Художник развернул холст и положил его перед собой. На холсте были изображены двое. Парень и девушка. Молодая пара, которая теперь сидела напротив него. Художник взял со стола один из двух карандашей и принялся водить им по холсту. Казалось, это был какой-то магический карадаш. Волшебный. Он умел делать то, что не положено ни одному карандашу на свете. Он четко следовал линиям, уже начертанным на холсте, но вовсе не утолщал и не акцентировал их. Напротив, он стирал их. Он удалял все погрешности, вместе с ними удаляя весь портрет.
Тем временем, нерв и напряжение молодых людей постепенно исчезало. Художник замечал суету в их глазах, но каждое движение карандаша разглаживало морщины, расправляло волосы, замедляло дыхание.
Любопытным было напряжение художника. Усилия, которые он прилагал для того, чтобы добиться нужного результата. Сутью которого (и этого пока не понимали ни случайные посетители, ни девочка, работавшая здесь, ни тем более молодая пара в углу кафе) был, конечно, белый холст. А еще более любопытным было то, что с каждой секундой, с каждым невидимым штрихом карандаша, в лица молодых людей возвращалась какая-то простота. И вместе с тем пропадало что-то другое, важное, о чем пока догадывался только один человек в мире.

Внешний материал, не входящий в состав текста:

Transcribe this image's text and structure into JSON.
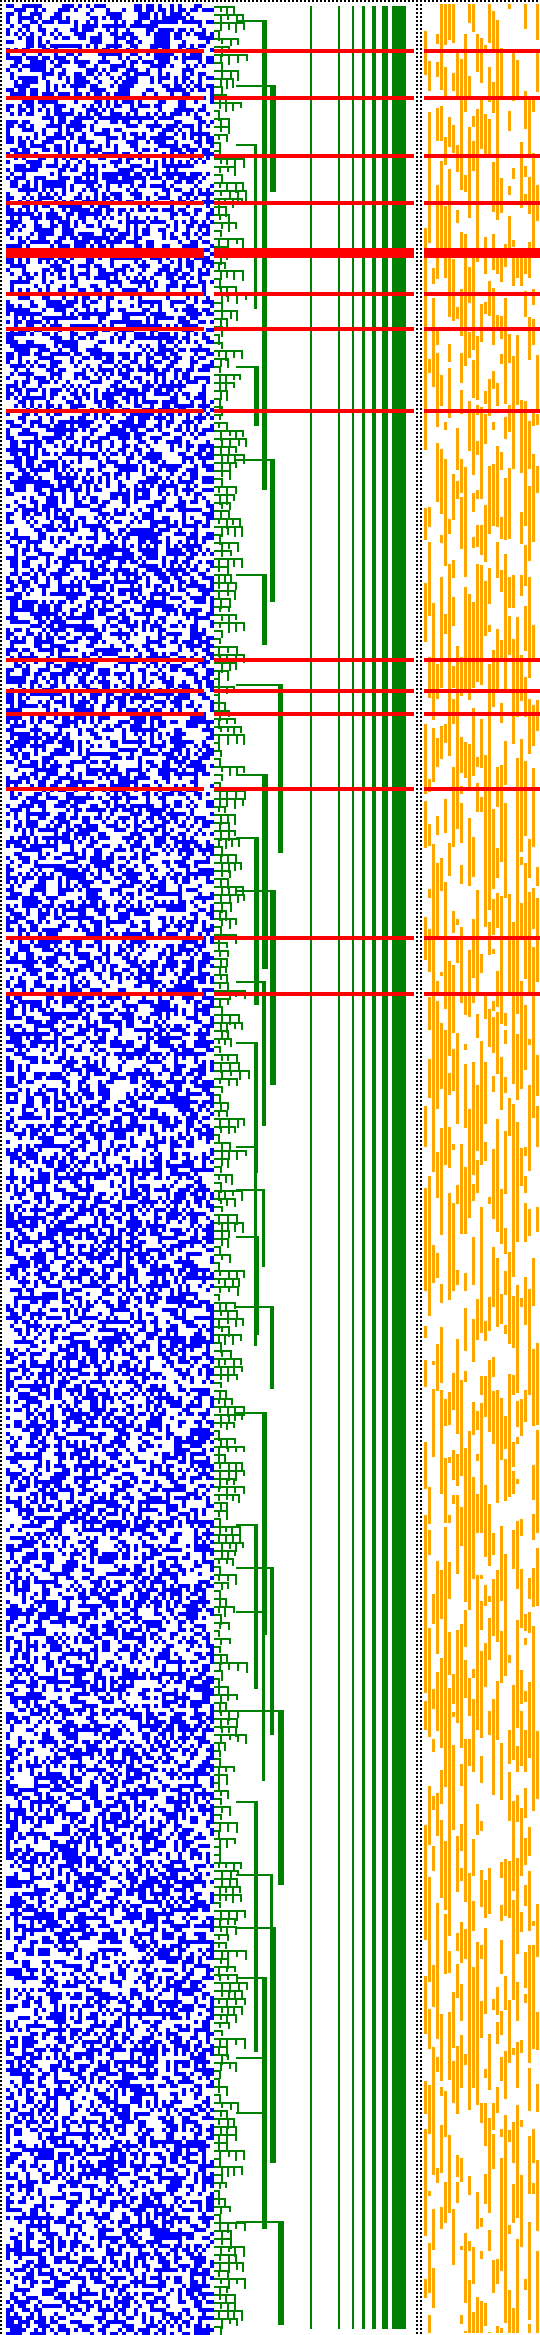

Когда на холсте не осталось ничего, художник свернул его и спрятал карандаши в огромную архитектурную сумку. В его движениях было что-то обыденное, почти жестокое.
Они переглянулись, и тогда художник сказал, тоже обыденно, тоже жестоко:
"Я могу нарисовать вас".
Но так, без интереса, постепенно возвращаясь к старой советской открытке, в которой что-то писал. А молодая пара, сидевшая напротив и уже несколько секунд смотревшая на него, попросила их сфотографировать. На что художник, конечно, ответил молчанием. Так, что через некоторое время им пришлось в последний раз взглянуть на плюшевого слона на подоконнике, вернуть свой горячий кофе, забрать деньги и уйти из кафе на безнадежно холодную улицу убывающей весны.